Clinical responses to checkpoint inhibitors used for cancer immunotherapy seemingly require the presence of αβT cells that recognize tumour neoantigens, and are therefore primarily restricted to tumours with high mutational load. Approaches that could address this limitation by engineering αβT cells, such as chimeric antigen receptor T (CAR T) cells, are being investigated intensively, but these approaches have other issues, such as a scarcity of appropriate targets for CAR T cells in solid tumours. Consequently, there is renewed interest among translational researchers and commercial partners in the therapeutic use of γδT cells and their receptors. Overall, γδT cells display potent cytotoxicity, which usually does not depend on tumour-associated (neo)antigens, towards a large array of haematological and solid tumours, while preserving normal tissues. However, the precise mechanisms of tumour-specific γδT cells, as well as the mechanisms for self-recognition, remain poorly understood. In this Review, we discuss the challenges and opportunities for the clinical implementation of cancer immunotherapies based on γδT cells and their receptors.

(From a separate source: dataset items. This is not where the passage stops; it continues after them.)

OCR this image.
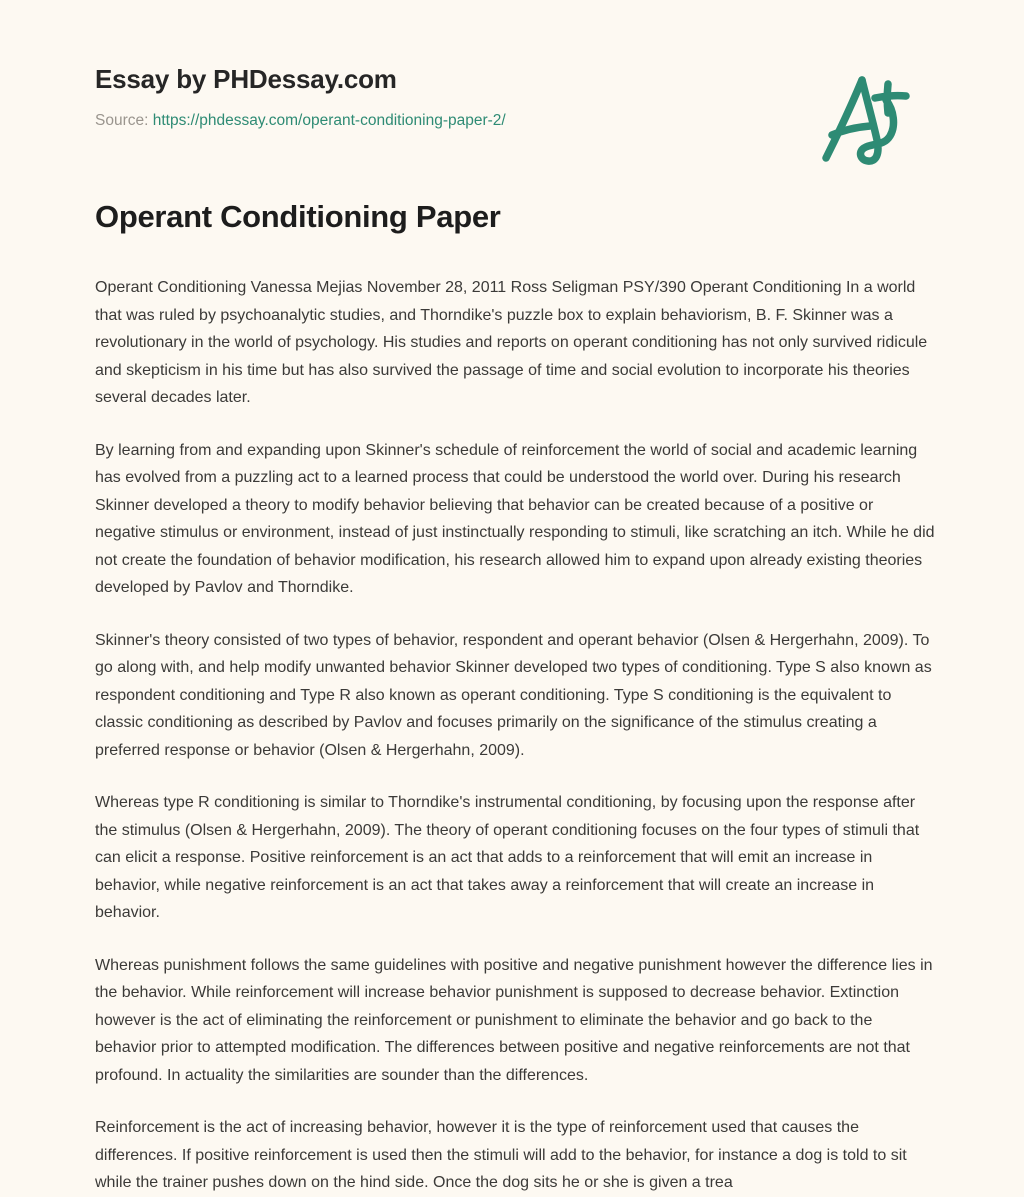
Essay by PHDessay.com
Source: https://phdessay.com/operant-conditioning-paper-2/
Operant Conditioning Paper

Operant Conditioning Vanessa Mejias November 28, 2011 Ross Seligman PSY/390 Operant Conditioning In a world that was ruled by psychoanalytic studies, and Thorndike's puzzle box to explain behaviorism, B. F. Skinner was a revolutionary in the world of psychology. His studies and reports on operant conditioning has not only survived ridicule and skepticism in his time but has also survived the passage of time and social evolution to incorporate his theories several decades later.

By learning from and expanding upon Skinner's schedule of reinforcement the world of social and academic learning has evolved from a puzzling act to a learned process that could be understood the world over. During his research Skinner developed a theory to modify behavior believing that behavior can be created because of a positive or negative stimulus or environment, instead of just instinctually responding to stimuli, like scratching an itch. While he did not create the foundation of behavior modification, his research allowed him to expand upon already existing theories developed by Pavlov and Thorndike.

Skinner's theory consisted of two types of behavior, respondent and operant behavior (Olsen & Hergerhahn, 2009). To go along with, and help modify unwanted behavior Skinner developed two types of conditioning. Type S also known as respondent conditioning and Type R also known as operant conditioning. Type S conditioning is the equivalent to classic conditioning as described by Pavlov and focuses primarily on the significance of the stimulus creating a preferred response or behavior (Olsen & Hergerhahn, 2009).

Whereas type R conditioning is similar to Thorndike's instrumental conditioning, by focusing upon the response after the stimulus (Olsen & Hergerhahn, 2009). The theory of operant conditioning focuses on the four types of stimuli that can elicit a response. Positive reinforcement is an act that adds to a reinforcement that will emit an increase in behavior, while negative reinforcement is an act that takes away a reinforcement that will create an increase in behavior.

Whereas punishment follows the same guidelines with positive and negative punishment however the difference lies in the behavior. While reinforcement will increase behavior punishment is supposed to decrease behavior. Extinction however is the act of eliminating the reinforcement or punishment to eliminate the behavior and go back to the behavior prior to attempted modification. The differences between positive and negative reinforcements are not that profound. In actuality the similarities are sounder than the differences.

Reinforcement is the act of increasing behavior, however it is the type of reinforcement used that causes the differences. If positive reinforcement is used then the stimuli will add to the behavior, for instance a dog is told to sit while the trainer pushes down on the hind side. Once the dog sits he or she is given a trea
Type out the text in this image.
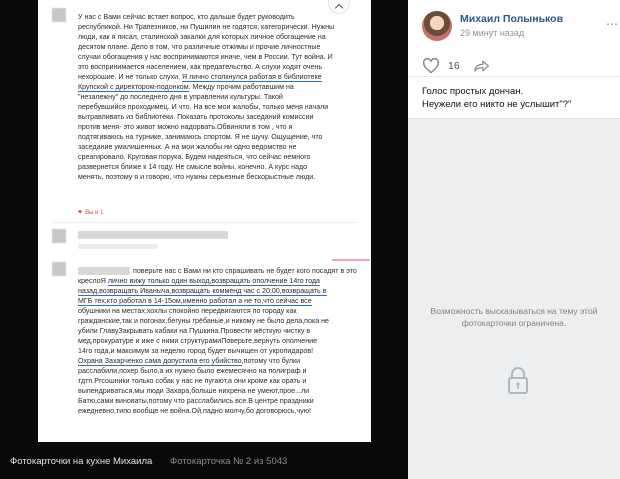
У нас с Вами сейчас встает вопрос, кто дальше будет руководить
республикой. Ни Трапезников, ни Пушилин не годятся, категорически. Нужны
люди, как я писал, сталинской закалки для которых личное обогащение на
десятом плане. Дело в том, что различные отжимы и прочие личностные
случаи обогащения у нас воспринимаются иначе, чем в России. Тут война. И
это воспринимается населением, как предательство. А слухи ходят очень
нехорошие. И не только слухи. Я лично столкнулся работая в библиотеке
Крупской с директором-подонком. Между прочим работавшим на
"незалежну" до последнего дня в управлении культуры. Такой
перебувшийся проходимец. И что. На все мои жалобы, только меня начали
вытравливать из библиотеки. Показать протоколы заседаний комиссии
против меня- это живот можно надорвать.Обвиняли в том , что я
подтягиваюсь на турнике, занимаюсь спортом. Я не шучу. Ощущение, что
заседание умалишенных. А на мои жалобы ни одно ведомство не
среагировало. Круговая порука. Будем надеяться, что сейчас немного
развернется ближе к 14 году. Не смысле войны, конечно. А курс надо
менять, поэтому я и говорю, что нужны серьезные бескорыстные люди.
♥ Вы и 1
поверьте нас с Вами ни кто спрашивать не будет кого посадят в это
креслоЯ лично вижу только один выход,возвращать ополчение 14го года
назад,возвращать Иванычa,возвращать комменд час с 20:00,возвращать в
МГБ тех,кто работал в 14-15ом,именно работал а не то,что сейчас все
обушники на местах,хохлы спокойно передвигаются по городу как
гражданские,так и погонах,бегуны грёбаные,и никому не было дела,пока не
убили ГлавуЗакрывать кабаки на Пушкина.Провести жёсткую чистку в
мед,прокуратуре и иже с ними структурамиПоверьте,вернуть ополчение
14го года,и максимум за неделю город будет вычищен от укропидаров!
Охрана Захарченко сама допустила его убийство,потому что булки
расслабили,похер было,а их нужно было ежемесячно на полиграф и
тдтп.Ргсошники только собак у нас не пугают,а они кроме как орать и
выпендриваться,мы люди Захара,больше нихрена не умеют,проe...ли
Батю,сами виноваты,потому что расслабились все.В центре праздники
ежедневно,типо вообще не война.Ой,падно молчу,бо договорюсь,чую!
Фотокарточки на кухне Михаила Фотокарточка № 2 из 5043
Михаил Полыньков
29 минут назад
⋯
16
Голос простых дончан.
Неужели его никто не услышит"?"
Возможность высказываться на тему этой фотокарточки ограничена.
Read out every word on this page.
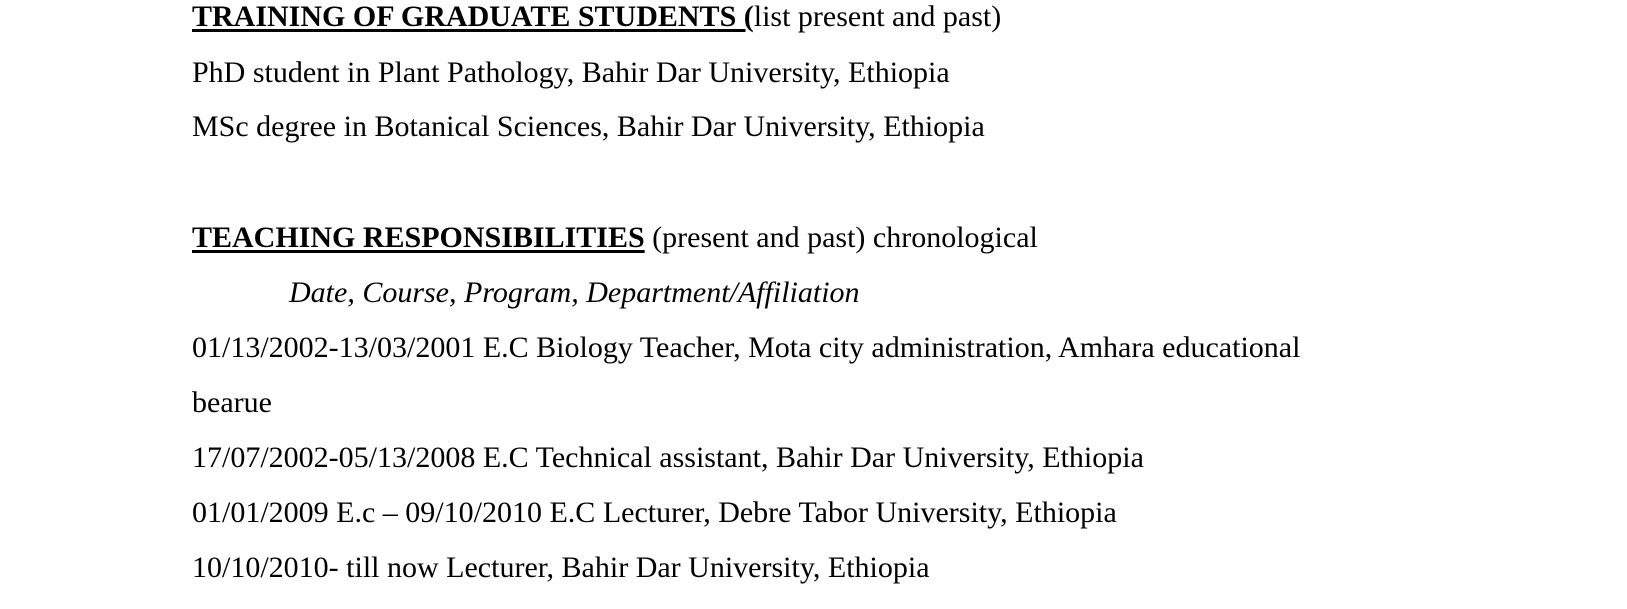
TRAINING OF GRADUATE STUDENTS (list present and past)
PhD student in Plant Pathology, Bahir Dar University, Ethiopia
MSc degree in Botanical Sciences, Bahir Dar University, Ethiopia
TEACHING RESPONSIBILITIES (present and past) chronological
Date, Course, Program, Department/Affiliation
01/13/2002-13/03/2001 E.C Biology Teacher, Mota city administration, Amhara educational
bearue
17/07/2002-05/13/2008 E.C Technical assistant, Bahir Dar University, Ethiopia
01/01/2009 E.c – 09/10/2010 E.C Lecturer, Debre Tabor University, Ethiopia
10/10/2010- till now Lecturer, Bahir Dar University, Ethiopia
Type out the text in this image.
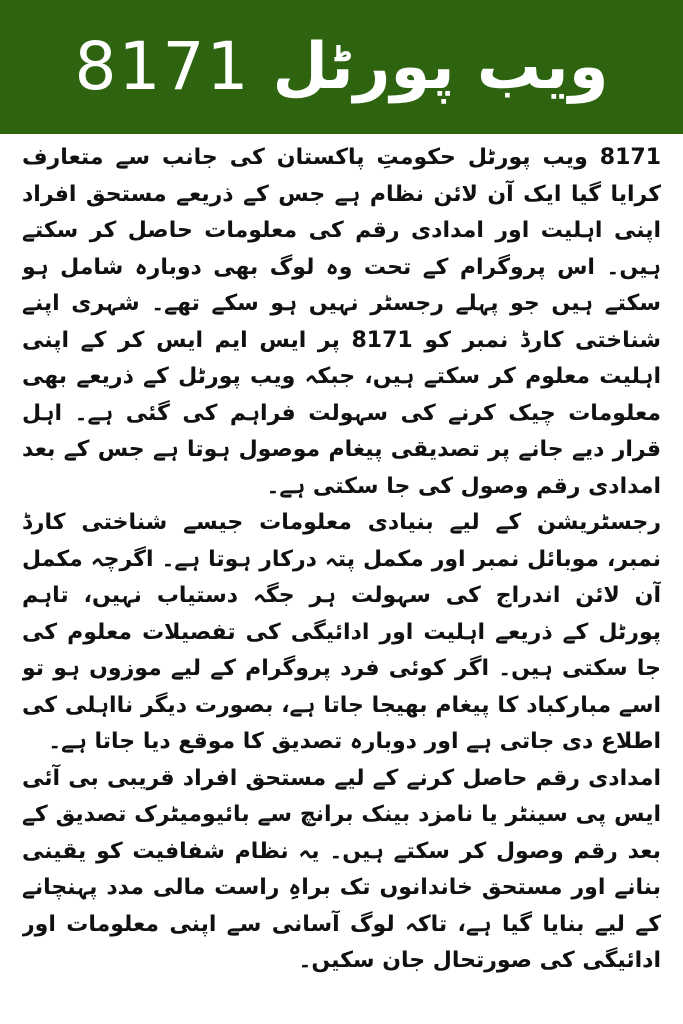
ویب پورٹل
8171

8171 ویب پورٹل حکومتِ پاکستان کی جانب سے متعارف کرایا گیا ایک آن لائن نظام ہے جس کے ذریعے مستحق افراد اپنی اہلیت اور امدادی رقم کی معلومات حاصل کر سکتے ہیں۔ اس پروگرام کے تحت وہ لوگ بھی دوبارہ شامل ہو سکتے ہیں جو پہلے رجسٹر نہیں ہو سکے تھے۔ شہری اپنے شناختی کارڈ نمبر کو 8171 پر ایس ایم ایس کر کے اپنی اہلیت معلوم کر سکتے ہیں، جبکہ ویب پورٹل کے ذریعے بھی معلومات چیک کرنے کی سہولت فراہم کی گئی ہے۔ اہل قرار دیے جانے پر تصدیقی پیغام موصول ہوتا ہے جس کے بعد امدادی رقم وصول کی جا سکتی ہے۔

رجسٹریشن کے لیے بنیادی معلومات جیسے شناختی کارڈ نمبر، موبائل نمبر اور مکمل پتہ درکار ہوتا ہے۔ اگرچہ مکمل آن لائن اندراج کی سہولت ہر جگہ دستیاب نہیں، تاہم پورٹل کے ذریعے اہلیت اور ادائیگی کی تفصیلات معلوم کی جا سکتی ہیں۔ اگر کوئی فرد پروگرام کے لیے موزوں ہو تو اسے مبارکباد کا پیغام بھیجا جاتا ہے، بصورت دیگر نااہلی کی اطلاع دی جاتی ہے اور دوبارہ تصدیق کا موقع دیا جاتا ہے۔

امدادی رقم حاصل کرنے کے لیے مستحق افراد قریبی بی آئی ایس پی سینٹر یا نامزد بینک برانچ سے بائیومیٹرک تصدیق کے بعد رقم وصول کر سکتے ہیں۔ یہ نظام شفافیت کو یقینی بنانے اور مستحق خاندانوں تک براہِ راست مالی مدد پہنچانے کے لیے بنایا گیا ہے، تاکہ لوگ آسانی سے اپنی معلومات اور ادائیگی کی صورتحال جان سکیں۔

临床对癌症免疫疗法中使用的检查点抑制剂的反应似乎需要识别肿瘤新抗原的 αβT 细胞的存在,因此主要局限于具有高突变负荷的肿瘤。通过工程化 αβT 细胞(例如嵌合抗原受体 T [CAR T] 细胞)来解决这一限制的方法正在被深入研究,但这些方法存在其他问题,例如 CAR T 细胞在实体瘤中缺乏合适的靶点。因此,转化研究人员和商业合作伙伴对 γδT 细胞及其受体的治疗用途重新产生了兴趣。总体而言,γδT 细胞对大量血液系统和实体瘤表现出强大的细胞毒性,通常不依赖于肿瘤相关(新)抗原,同时保留正常组织。然而,肿瘤特异性 γδT 细胞的精确机制以及自我识别的机制仍知之甚少。在这篇综述中,我们讨论了基于 γδT 细胞及其受体的癌症免疫疗法的临床实施所面临的挑战和机遇。